The Stinson Transport Centre is STM's newest public transport project located in Montreal, Canada
The Societe de transport de Montréal (STM) is the transit authority in Montreal. Due to the increased demand for public transit, the STM needed a new transport centre to accommodate its flotilla. Located in a declining industrial sector, the transport centre is very large and its size(350 000 sq.ft.) was of particular concern to the neighboring residents.
The design intent was to achieve a seamless weaving of the project into the surrounding urban fabric. The designers proposed an integrating approach in order to create a singular and cohesive ensemble that would address urban integration considerations. Three overarching themes were taken into account: The weaving The designers developed an architectural device referred to as the 'weaving machine', which proposes to mesh together the structural grid of the building and the landscape into a new multifunctional feature: the roofscape.
The size of 7 football fields, the rooftop became the main driver for design intent and the main visual component for the neighbors, whose sole visual contact with the project will be from the top. The Urban Interface To contrast with the traditional opaque transport centres, it was decided that the interior of the building would reveal itself with a series of oversized windows along the street to offer direct views inside the facility, thus engaging the passerby and providing direct sunlight.

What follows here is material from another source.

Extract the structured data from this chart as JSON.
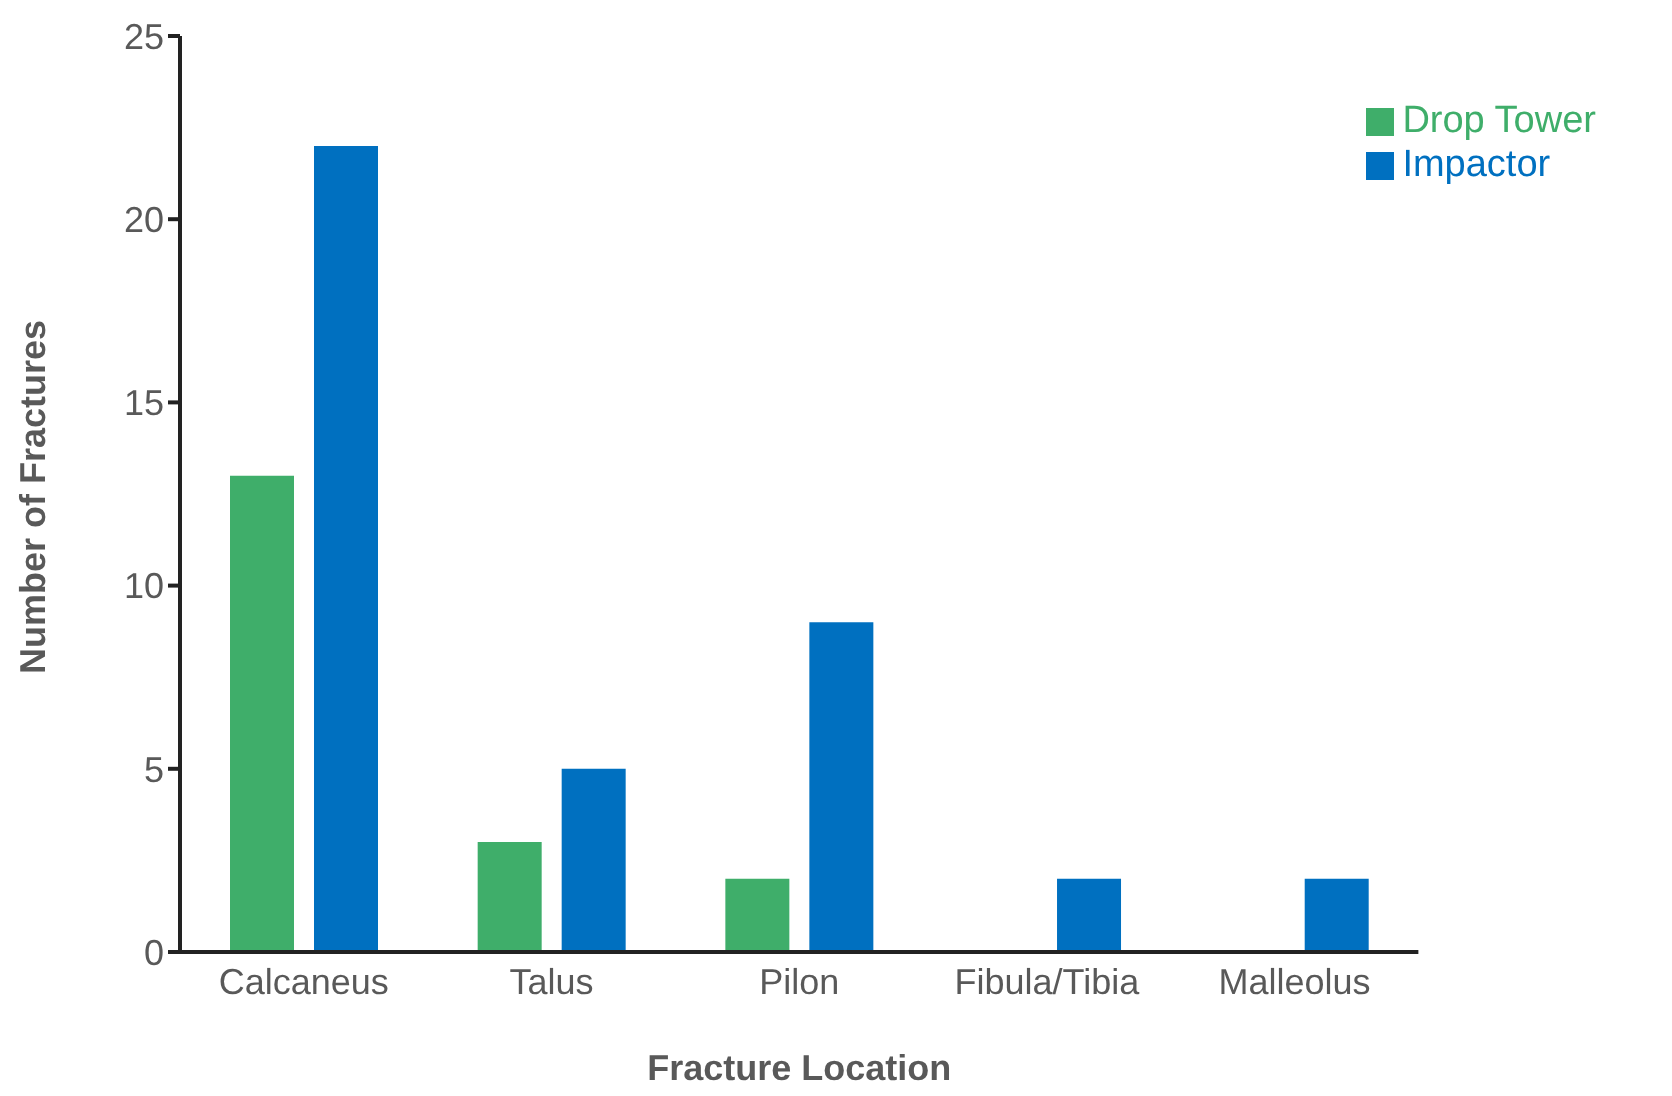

The Portal The green roof was not only to be admired by the neighbours but also by the employees themselves. To achieve this, an office bar was created to house all the office spaces on one level and hide all mechanical equipments. The office bar creates a strong visual cue for the site, giving vertical height to an otherwise flat volume. Innovation in addressing client’s requirements The Stinson transport centre is a prototype for the STM; it will become the benchmark for all future facilities.
The clever design helped mitigate the negative perception of a 24-hour transport facility, by hiding from view most of the bus circulation and, thus reducing noise and pollution. The roofscape is providing a visually engaging landscape for the citizens and the building’s occupants. Also, by combining offices and mechanical services in one large volume, the dramatic yellow office bar responds to its urban context by hiding equipment and linking both sides of the site.
Targeting a LEED Gold certification, as requested by the STM, the project features a multitude of sustainable design strategies among the most prominent being:
• Internal circulation of buses to eliminate emissions to the outside environment
• Radically efficient design of all vehicle circulation on site to reduce to a minimum greenhouse gases and carbon monoxide emissions
• Permeable surfaces to reduce rainwater runoff
• Optimization of daylight for all interior spaces, which helped reduced by 75% the use of artificial lighting
• Green roof and light colored roof membranes on about 45% of the roof and a white roof on the rest of the surface to avoid heat islands
• Water retention on site (3000 m3 is kept on site)
• 230 transplanted trees and 600 new trees
• State-of-the-art “regent eco” mechanical system
Approximately 85% of the heat produced by the vehicles and the maintenance area were reused by the heating and air conditioning systems. Energy savings totalize $925,000 per year. With its reduced ecological footprint and low maintenance fees, the Stinson Transport Centre would speak to the community and reduce (even eliminate) the negative impacts of the project, while attaining a high level of functionality inside a tight construction budget of 90M$ and an aggressive delivery schedule.